Friday, October 4, 2013

Statements on Government Shutdown's Effect on Farmers

Here is some comments on what the government shutdown means for the Farm Bill:
Andrew Novakovic, agricultural economist, Farm Bill expert and professor of Applied Economics and Management at Cornell University, discusses the impact of the current government shutdown on agriculture-related federal services.
Novakovic has acted as senior economist to the USDA Office of the Chief Economist since 2011. His activities included assisting in analyzing proposals made in connection with agricultural legislation and other issues related to dairy programs.
Novakovic says:
“With the biggest share of government spending mandated under ongoing law, Congress' failure to pass appropriations for Fiscal Year 2014 will have relatively little or no effect on the big ticket items of government. Most of the big-government programs that they believe are out of control will continue unabated because their funding is mandated, non discretionary.
“Instead, a large number of federal workers will get unpaid leave, visitors to D.C. and national parks will find doors barred shut, and all kinds of folks and businesses will find out how much we rely on a myriad of federal reports that are easy to take for granted.
"Retirement programs that calculate benefits based on changes to the Consumer Price Index won't have a new estimate of changes to consumer prices. CME futures markets that cash settle against a federal estimated price won't have a cash price announced. Farmers that had planned to finish that paperwork in their local FSA office will find the door locked.
“With each advancing day, compromise becomes both more necessary and more difficult. And, as the deadline for expanding the debt ceiling gets closer, the stakes are raised. It may be easy to stand by while government workers calculate how long they can go without a paycheck, but the prospect of the government of the world's largest economy and most powerful country reneging on its loan payments is punishing to advocates of fiscal responsibility.
Wednesday the U.S. Senate re-announced its Farm Bill conferees even as House Agriculture Committee Ranking Minority Member Collin Peterson and Secretary of Agriculture Thomas Vilsack despair of being able to find a compromise. 
"The government shutdown in and of itself doesn't impact passage of the next Farm Bill, but the shutdown adds toxins to a political environment in which compromise feels almost impossible.”
This is from the Union of Concerned Scientists:
The Farm Bill officially expired as of Oct. 1. With Congress locked in a stalemate over fiscal and healthcare issues, there is no process to extend or reauthorize the Farm Bill in sight. 
Ironically, a handful of low-cost Farm Bill programs that could improve the health of Americans and save taxpayers billions in health care costs are among the political casualties. According to the Union of Concerned Scientists, the uncertainty caused by the expiration of the Farm Bill and Congress’ failure to legislate sows doubt, confusion and hunger.

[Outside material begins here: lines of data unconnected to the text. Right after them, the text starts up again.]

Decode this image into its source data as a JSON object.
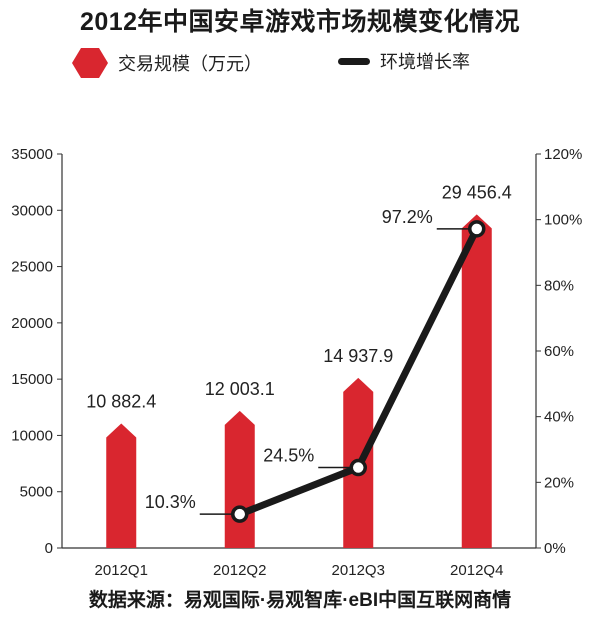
{
  "title": "2012年中国安卓游戏市场规模变化情况",
  "source": "数据来源：易观国际·易观智库·eBI中国互联网商情",
  "colors": {
    "bar": "#d9262f",
    "line": "#1a1a1a",
    "axis": "#333333"
  },
  "chart_data": {
    "type": "bar",
    "title": "2012年中国安卓游戏市场规模变化情况",
    "categories": [
      "2012Q1",
      "2012Q2",
      "2012Q3",
      "2012Q4"
    ],
    "series": [
      {
        "name": "交易规模（万元）",
        "type": "bar",
        "axis": "left",
        "values": [
          10882.4,
          12003.1,
          14937.9,
          29456.4
        ],
        "labels": [
          "10 882.4",
          "12 003.1",
          "14 937.9",
          "29 456.4"
        ]
      },
      {
        "name": "环境增长率",
        "type": "line",
        "axis": "right",
        "values": [
          null,
          10.3,
          24.5,
          97.2
        ],
        "labels": [
          "",
          "10.3%",
          "24.5%",
          "97.2%"
        ]
      }
    ],
    "left_axis": {
      "ylim": [
        0,
        35000
      ],
      "ticks": [
        "0",
        "5000",
        "10000",
        "15000",
        "20000",
        "25000",
        "30000",
        "35000"
      ]
    },
    "right_axis": {
      "ylim": [
        0,
        120
      ],
      "ticks": [
        "0%",
        "20%",
        "40%",
        "60%",
        "80%",
        "100%",
        "120%"
      ]
    },
    "legend_position": "top",
    "grid": false
  }
}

Below is a statement by Daniel Z. Brito, senior Washington representative for UCS’ Food & Environment Program:

“Congressional inaction on the Farm Bill is hurting real people today. Without a new bill or an extension of the 2008 law, some programs will continue from now until December 31, ending only when their funding runs out. Then, the nation will feel the most severe consequences of Congress’ inaction. But in the meantime, there are quiet but very real impacts.

“For example, the Senior Farmers Market Nutrition Program was defunded on Monday. This cost-effective program provides coupons for low-income seniors that can be redeemed for fresh fruits and vegetables at farmers markets. Congress’ failure to reauthorize this and other Farm Bill programs is keeping healthy food off the plates of hungry consumers, and money out of the pockets of hard-working farmers.

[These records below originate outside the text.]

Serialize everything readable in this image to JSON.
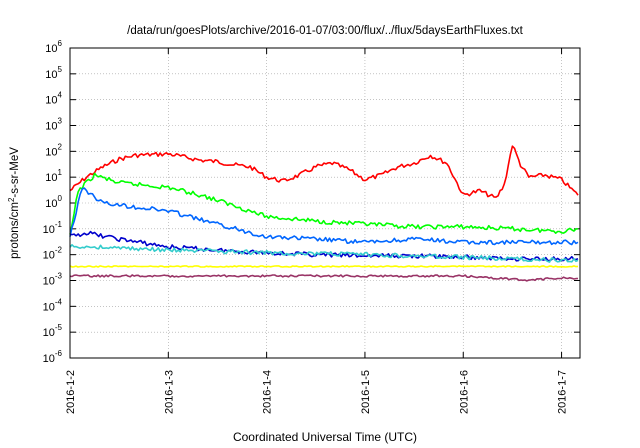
{
  "chart_data": {
    "type": "line",
    "title": "/data/run/goesPlots/archive/2016-01-07/03:00/flux/../flux/5daysEarthFluxes.txt",
    "xlabel": "Coordinated Universal Time (UTC)",
    "ylabel": "protons/cm2-s-sr-MeV",
    "yscale": "log",
    "ylim": [
      1e-06,
      1000000.0
    ],
    "xlim": [
      "2016-01-02 00:00",
      "2016-01-07 04:30"
    ],
    "x_ticks": [
      "2016-1-2",
      "2016-1-3",
      "2016-1-4",
      "2016-1-5",
      "2016-1-6",
      "2016-1-7"
    ],
    "y_ticks": [
      {
        "mant": "10",
        "exp": "6"
      },
      {
        "mant": "10",
        "exp": "5"
      },
      {
        "mant": "10",
        "exp": "4"
      },
      {
        "mant": "10",
        "exp": "3"
      },
      {
        "mant": "10",
        "exp": "2"
      },
      {
        "mant": "10",
        "exp": "1"
      },
      {
        "mant": "10",
        "exp": "0"
      },
      {
        "mant": "10",
        "exp": "-1"
      },
      {
        "mant": "10",
        "exp": "-2"
      },
      {
        "mant": "10",
        "exp": "-3"
      },
      {
        "mant": "10",
        "exp": "-4"
      },
      {
        "mant": "10",
        "exp": "-5"
      },
      {
        "mant": "10",
        "exp": "-6"
      }
    ],
    "grid": true,
    "series": [
      {
        "color": "#ff0000",
        "points": [
          [
            "2016-01-02 00:00",
            3
          ],
          [
            "2016-01-02 04:00",
            10
          ],
          [
            "2016-01-02 08:00",
            25
          ],
          [
            "2016-01-02 12:00",
            50
          ],
          [
            "2016-01-02 16:00",
            70
          ],
          [
            "2016-01-02 20:00",
            75
          ],
          [
            "2016-01-03 00:00",
            80
          ],
          [
            "2016-01-03 04:00",
            60
          ],
          [
            "2016-01-03 08:00",
            45
          ],
          [
            "2016-01-03 12:00",
            40
          ],
          [
            "2016-01-03 16:00",
            30
          ],
          [
            "2016-01-03 20:00",
            25
          ],
          [
            "2016-01-04 00:00",
            10
          ],
          [
            "2016-01-04 04:00",
            7
          ],
          [
            "2016-01-04 08:00",
            12
          ],
          [
            "2016-01-04 12:00",
            25
          ],
          [
            "2016-01-04 16:00",
            35
          ],
          [
            "2016-01-04 20:00",
            20
          ],
          [
            "2016-01-05 00:00",
            8
          ],
          [
            "2016-01-05 04:00",
            12
          ],
          [
            "2016-01-05 08:00",
            25
          ],
          [
            "2016-01-05 12:00",
            35
          ],
          [
            "2016-01-05 16:00",
            70
          ],
          [
            "2016-01-05 20:00",
            35
          ],
          [
            "2016-01-06 00:00",
            2
          ],
          [
            "2016-01-06 04:00",
            3
          ],
          [
            "2016-01-06 08:00",
            1.5
          ],
          [
            "2016-01-06 10:00",
            5
          ],
          [
            "2016-01-06 12:00",
            180
          ],
          [
            "2016-01-06 14:00",
            30
          ],
          [
            "2016-01-06 16:00",
            10
          ],
          [
            "2016-01-06 20:00",
            12
          ],
          [
            "2016-01-07 00:00",
            8
          ],
          [
            "2016-01-07 04:00",
            2
          ]
        ]
      },
      {
        "color": "#00ff00",
        "points": [
          [
            "2016-01-02 00:00",
            0.05
          ],
          [
            "2016-01-02 02:00",
            3
          ],
          [
            "2016-01-02 06:00",
            12
          ],
          [
            "2016-01-02 12:00",
            6
          ],
          [
            "2016-01-02 18:00",
            5
          ],
          [
            "2016-01-03 00:00",
            4
          ],
          [
            "2016-01-03 08:00",
            2
          ],
          [
            "2016-01-03 16:00",
            0.8
          ],
          [
            "2016-01-04 00:00",
            0.3
          ],
          [
            "2016-01-04 12:00",
            0.2
          ],
          [
            "2016-01-05 00:00",
            0.15
          ],
          [
            "2016-01-05 12:00",
            0.12
          ],
          [
            "2016-01-06 00:00",
            0.12
          ],
          [
            "2016-01-06 12:00",
            0.1
          ],
          [
            "2016-01-07 00:00",
            0.08
          ],
          [
            "2016-01-07 04:00",
            0.1
          ]
        ]
      },
      {
        "color": "#0066ff",
        "points": [
          [
            "2016-01-02 00:00",
            0.05
          ],
          [
            "2016-01-02 03:00",
            4
          ],
          [
            "2016-01-02 08:00",
            1
          ],
          [
            "2016-01-02 16:00",
            0.7
          ],
          [
            "2016-01-03 00:00",
            0.5
          ],
          [
            "2016-01-03 12:00",
            0.15
          ],
          [
            "2016-01-04 00:00",
            0.05
          ],
          [
            "2016-01-04 12:00",
            0.04
          ],
          [
            "2016-01-05 00:00",
            0.03
          ],
          [
            "2016-01-05 12:00",
            0.04
          ],
          [
            "2016-01-06 00:00",
            0.03
          ],
          [
            "2016-01-06 12:00",
            0.03
          ],
          [
            "2016-01-07 00:00",
            0.03
          ],
          [
            "2016-01-07 04:00",
            0.03
          ]
        ]
      },
      {
        "color": "#0000cc",
        "points": [
          [
            "2016-01-02 00:00",
            0.05
          ],
          [
            "2016-01-02 04:00",
            0.07
          ],
          [
            "2016-01-02 12:00",
            0.04
          ],
          [
            "2016-01-03 00:00",
            0.02
          ],
          [
            "2016-01-03 12:00",
            0.015
          ],
          [
            "2016-01-04 00:00",
            0.012
          ],
          [
            "2016-01-04 12:00",
            0.01
          ],
          [
            "2016-01-05 00:00",
            0.009
          ],
          [
            "2016-01-05 12:00",
            0.009
          ],
          [
            "2016-01-06 00:00",
            0.008
          ],
          [
            "2016-01-06 12:00",
            0.007
          ],
          [
            "2016-01-07 00:00",
            0.007
          ],
          [
            "2016-01-07 04:00",
            0.007
          ]
        ]
      },
      {
        "color": "#33cccc",
        "points": [
          [
            "2016-01-02 00:00",
            0.02
          ],
          [
            "2016-01-02 06:00",
            0.02
          ],
          [
            "2016-01-03 00:00",
            0.015
          ],
          [
            "2016-01-04 00:00",
            0.012
          ],
          [
            "2016-01-05 00:00",
            0.01
          ],
          [
            "2016-01-06 00:00",
            0.008
          ],
          [
            "2016-01-07 00:00",
            0.006
          ],
          [
            "2016-01-07 04:00",
            0.006
          ]
        ]
      },
      {
        "color": "#ffff00",
        "points": [
          [
            "2016-01-02 00:00",
            0.0035
          ],
          [
            "2016-01-03 00:00",
            0.0035
          ],
          [
            "2016-01-04 00:00",
            0.0035
          ],
          [
            "2016-01-05 00:00",
            0.0035
          ],
          [
            "2016-01-06 00:00",
            0.0035
          ],
          [
            "2016-01-07 00:00",
            0.0035
          ],
          [
            "2016-01-07 04:00",
            0.0035
          ]
        ]
      },
      {
        "color": "#993366",
        "points": [
          [
            "2016-01-02 00:00",
            0.0015
          ],
          [
            "2016-01-03 00:00",
            0.0015
          ],
          [
            "2016-01-04 00:00",
            0.0015
          ],
          [
            "2016-01-05 00:00",
            0.0015
          ],
          [
            "2016-01-06 00:00",
            0.0015
          ],
          [
            "2016-01-06 16:00",
            0.001
          ],
          [
            "2016-01-07 00:00",
            0.0013
          ],
          [
            "2016-01-07 04:00",
            0.0012
          ]
        ]
      }
    ]
  }
}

“The Senior Farmers Market Nutrition Program is just the latest program to be put out to pasture. The Farmers Market Promotion Program, a Farm Bill program that provides grants to open new farmers markets, roadside stands or other direct-to-consumer opportunities hasn’t been funded since 2012.
"Despite the missed opportunities in 2013, thankfully, many of the markets that received these grants in years past are thriving. They engage the surrounding community, encourage healthier eating, and often double the value of nutrition assistance dollars redeemed at these markets.

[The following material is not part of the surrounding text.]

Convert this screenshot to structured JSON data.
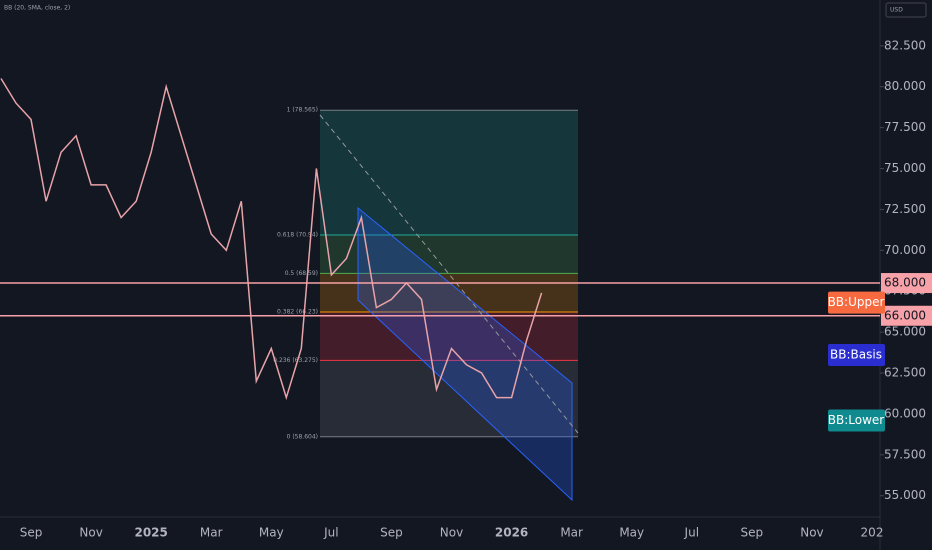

“These programs require only modest funding and have the potential to change communities and lives. Our recent report, “The $11 Trillion Reward,” shows that Farm Bill programs like the Farmers Market Promotion Program can increase access to fruits and vegetables — foods that can significantly reduce the incidence of cardiovascular diseases, the leading killer of Americans. Increasing the public’s consumption of these foods would save an astounding $17 billion in health care costs alone.

“Every day that goes by without a Farm Bill is another lost opportunity to help farmers and consumers, while our national nutrition and healthcare crisis goes unsolved. It’s time for Congress to stop fighting and get to work.”